Artists brought expressions of the soul to life through the talents of Spoken Word Artist Michael Diallo McLendon, blues and jazz music provided by musicians Kevin Madill, Connye Florance, Rev. Dr. Kim McLean, and Live Sketch Artist Rev. Linda Furtado.
“Christmas is like a giant isolation booth to someone who cannot join the festive mood. You might show up, you might smile, but the colorful lights strobe your senses with dark memories, and the pressure to perform happiness is unsettling. The person who grieves while the world dances to sugar plum visions may feel like they are ruining the fun for everyone. But there is no holiday from grieving. Giving space to grieving is giving grace to grieving. If our pain is truly a pathway to peace, then what better time to tread that journey, surrounded by the hope of love and light that characterizes the holiday season,” said Rev. Dr. Kim McLean
Healing and recovery are possible, and resources are available.
“We are losing so many of our people to suicide. Suicide is preventable. People just want to get rid of their pain,” said Gwen Hamer, Director of Education and Development at the Dept. of Mental Health & Substance Abuse Services. If you or someone you love is feeling hopeless or at risk of suicide, help is available. Call 988, the new National Suicide Prevention Lifeline, to talk to a live person. (988Lifeline.org).
The Mental Health Resources event highlighted the variety of available programs through area and state-based programs. By tapping into these resources, your house of prayer can become a house of healing. Include these resources in your pastoral care toolkit to heighten awareness and access. [Links below]
Many people suffer needlessly from a lack of knowledge and a supportive community. While addiction recovery groups exist in many congregations, there is a great need to expand the number of groups available to increase local access.
Trauma-recovery group resources and training are now available through a partnership between TWK deacon Rev. Neelley Hicks and the National Association of State Mental Health Program Directors. “Triumph Over Trauma” expands access to trauma-informed awareness through localized faith communities where love and acceptance are already found. Triumph Over Trauma is one way congregations can actively mitigate America’s mental health crisis.

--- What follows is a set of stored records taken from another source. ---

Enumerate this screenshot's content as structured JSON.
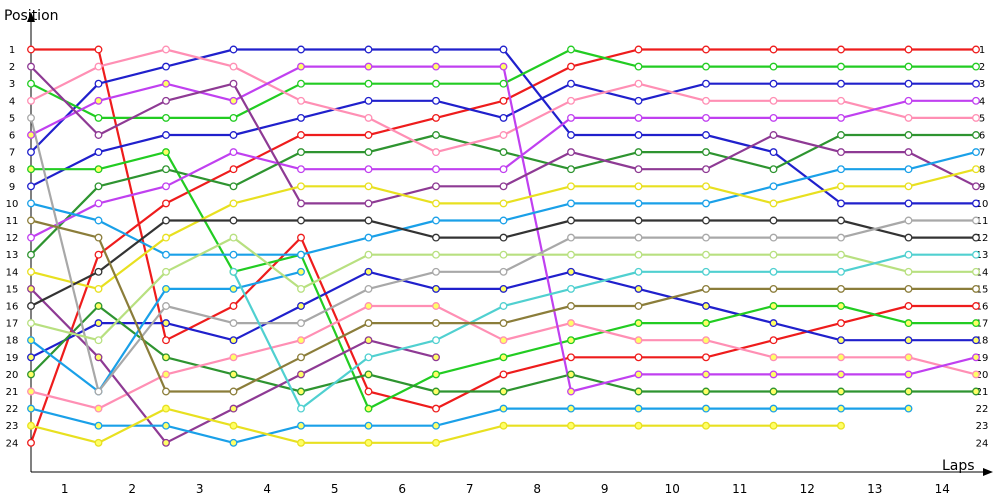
{
  "chart_data": {
    "type": "line",
    "title": "",
    "xlabel": "Laps",
    "ylabel": "Position",
    "x_tick_labels": [
      "1",
      "2",
      "3",
      "4",
      "5",
      "6",
      "7",
      "8",
      "9",
      "10",
      "11",
      "12",
      "13",
      "14"
    ],
    "y_tick_labels": [
      "1",
      "2",
      "3",
      "4",
      "5",
      "6",
      "7",
      "8",
      "9",
      "10",
      "11",
      "12",
      "13",
      "14",
      "15",
      "16",
      "17",
      "18",
      "19",
      "20",
      "21",
      "22",
      "23",
      "24"
    ],
    "ylim": [
      1,
      24
    ],
    "y_inverted": true,
    "grid": false,
    "legend": "none",
    "x": [
      0,
      1,
      2,
      3,
      4,
      5,
      6,
      7,
      8,
      9,
      10,
      11,
      12,
      13,
      14
    ],
    "series": [
      {
        "color": "#ee1c1c",
        "marker": "#ffffff",
        "values": [
          1,
          1,
          18,
          16,
          12,
          21,
          22,
          20,
          19,
          19,
          19,
          18,
          17,
          16,
          16
        ]
      },
      {
        "color": "#ee1c1c",
        "marker": "#ffffff",
        "values": [
          24,
          13,
          10,
          8,
          6,
          6,
          5,
          4,
          2,
          1,
          1,
          1,
          1,
          1,
          1
        ]
      },
      {
        "color": "#2020cc",
        "marker": "#ffffff",
        "values": [
          7,
          3,
          2,
          1,
          1,
          1,
          1,
          1,
          6,
          6,
          6,
          7,
          10,
          10,
          10
        ]
      },
      {
        "color": "#2020cc",
        "marker": "#ffffff",
        "values": [
          9,
          7,
          6,
          6,
          5,
          4,
          4,
          5,
          3,
          4,
          3,
          3,
          3,
          3,
          3
        ]
      },
      {
        "color": "#2020cc",
        "marker": "#ffff66",
        "values": [
          19,
          17,
          17,
          18,
          16,
          14,
          15,
          15,
          14,
          15,
          16,
          17,
          18,
          18,
          18
        ]
      },
      {
        "color": "#22cc22",
        "marker": "#ffffff",
        "values": [
          3,
          5,
          5,
          5,
          3,
          3,
          3,
          3,
          1,
          2,
          2,
          2,
          2,
          2,
          2
        ]
      },
      {
        "color": "#22cc22",
        "marker": "#ffff66",
        "values": [
          8,
          8,
          7,
          14,
          13,
          22,
          20,
          19,
          18,
          17,
          17,
          16,
          16,
          17,
          17
        ]
      },
      {
        "color": "#2e9430",
        "marker": "#ffffff",
        "values": [
          13,
          9,
          8,
          9,
          7,
          7,
          6,
          7,
          8,
          7,
          7,
          8,
          6,
          6,
          6
        ]
      },
      {
        "color": "#2e9430",
        "marker": "#ffff66",
        "values": [
          20,
          16,
          19,
          20,
          21,
          20,
          21,
          21,
          20,
          21,
          21,
          21,
          21,
          21,
          21
        ]
      },
      {
        "color": "#ff8fb4",
        "marker": "#ffffff",
        "values": [
          4,
          2,
          1,
          2,
          4,
          5,
          7,
          6,
          4,
          3,
          4,
          4,
          4,
          5,
          5
        ]
      },
      {
        "color": "#ff8fb4",
        "marker": "#ffff66",
        "values": [
          21,
          22,
          20,
          19,
          18,
          16,
          16,
          18,
          17,
          18,
          18,
          19,
          19,
          19,
          20
        ]
      },
      {
        "color": "#c040f0",
        "marker": "#ffffff",
        "values": [
          12,
          10,
          9,
          7,
          8,
          8,
          8,
          8,
          5,
          5,
          5,
          5,
          5,
          4,
          4
        ]
      },
      {
        "color": "#c040f0",
        "marker": "#ffff66",
        "values": [
          6,
          4,
          3,
          4,
          2,
          2,
          2,
          2,
          21,
          20,
          20,
          20,
          20,
          20,
          19
        ]
      },
      {
        "color": "#8e3a94",
        "marker": "#ffffff",
        "values": [
          2,
          6,
          4,
          3,
          10,
          10,
          9,
          9,
          7,
          8,
          8,
          6,
          7,
          7,
          9
        ]
      },
      {
        "color": "#8e3a94",
        "marker": "#ffff66",
        "values": [
          15,
          19,
          24,
          22,
          20,
          18,
          19,
          null,
          null,
          null,
          null,
          null,
          null,
          null,
          null
        ]
      },
      {
        "color": "#1aa0e8",
        "marker": "#ffffff",
        "values": [
          10,
          11,
          13,
          13,
          13,
          12,
          11,
          11,
          10,
          10,
          10,
          9,
          8,
          8,
          7
        ]
      },
      {
        "color": "#1aa0e8",
        "marker": "#ffff66",
        "values": [
          22,
          23,
          23,
          24,
          23,
          23,
          23,
          22,
          22,
          22,
          22,
          22,
          22,
          22,
          null
        ]
      },
      {
        "color": "#1aa0e8",
        "marker": "#ffff66",
        "values": [
          18,
          21,
          15,
          15,
          14,
          null,
          null,
          null,
          null,
          null,
          null,
          null,
          null,
          null,
          null
        ]
      },
      {
        "color": "#e8e020",
        "marker": "#ffffff",
        "values": [
          14,
          15,
          12,
          10,
          9,
          9,
          10,
          10,
          9,
          9,
          9,
          10,
          9,
          9,
          8
        ]
      },
      {
        "color": "#e8e020",
        "marker": "#ffff66",
        "values": [
          23,
          24,
          22,
          23,
          24,
          24,
          24,
          23,
          23,
          23,
          23,
          23,
          23,
          null,
          null
        ]
      },
      {
        "color": "#333333",
        "marker": "#ffffff",
        "values": [
          16,
          14,
          11,
          11,
          11,
          11,
          12,
          12,
          11,
          11,
          11,
          11,
          11,
          12,
          12
        ]
      },
      {
        "color": "#a8a8a8",
        "marker": "#ffffff",
        "values": [
          5,
          21,
          16,
          17,
          17,
          15,
          14,
          14,
          12,
          12,
          12,
          12,
          12,
          11,
          11
        ]
      },
      {
        "color": "#b8e080",
        "marker": "#ffffff",
        "values": [
          17,
          18,
          14,
          12,
          15,
          13,
          13,
          13,
          13,
          13,
          13,
          13,
          13,
          14,
          14
        ]
      },
      {
        "color": "#50d0d0",
        "marker": "#ffffff",
        "values": [
          null,
          null,
          null,
          14,
          22,
          19,
          18,
          16,
          15,
          14,
          14,
          14,
          14,
          13,
          13
        ]
      },
      {
        "color": "#8b7d3a",
        "marker": "#ffffff",
        "values": [
          11,
          12,
          21,
          21,
          19,
          17,
          17,
          17,
          16,
          16,
          15,
          15,
          15,
          15,
          15
        ]
      }
    ]
  }
}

Resources and registration are free and available at TriumphOverTrauma.info.
Reminiscent of the song “Where No One Stands Alone,” Rev. Marie King shared, “‘Hand in hand, we take a stand that neither can take alone.’ We are so thankful for each who shared time, expertise, knowledge, and resources for Holiday Blues and Jazz: Worship and Mental Health Resources. The work we do is multifaceted and cannot be effectively done in silos. The connection of resources helped the community to know that mental health concerns come in different ways at all ages and circumstances. You are not alone.”
A special thank you to the members of the Health and Wellness Initiative Committee for their commitment to increasing mental wellness throughout the Tennessee-Western Kentucky Annual Conference and to Rev. Timothy Holton, Pastor, the Berlin Circuit, Rev. Dr. Paula Smith, Senior Pastor Gordon Memorial UMC and Founder Steal Away Women, Rev. Dr. Donna Patterson, Chaplain with Scarritt Bennett Center, Rev. Michael Vaughn, Director of Technology, Rev. Sondrea Tolbert, Executive Director of Scarritt Bennett Center, the agencies and organizations which provide resources and counseling for mental health wellness, care, and support, and the community for helping to make this event possible.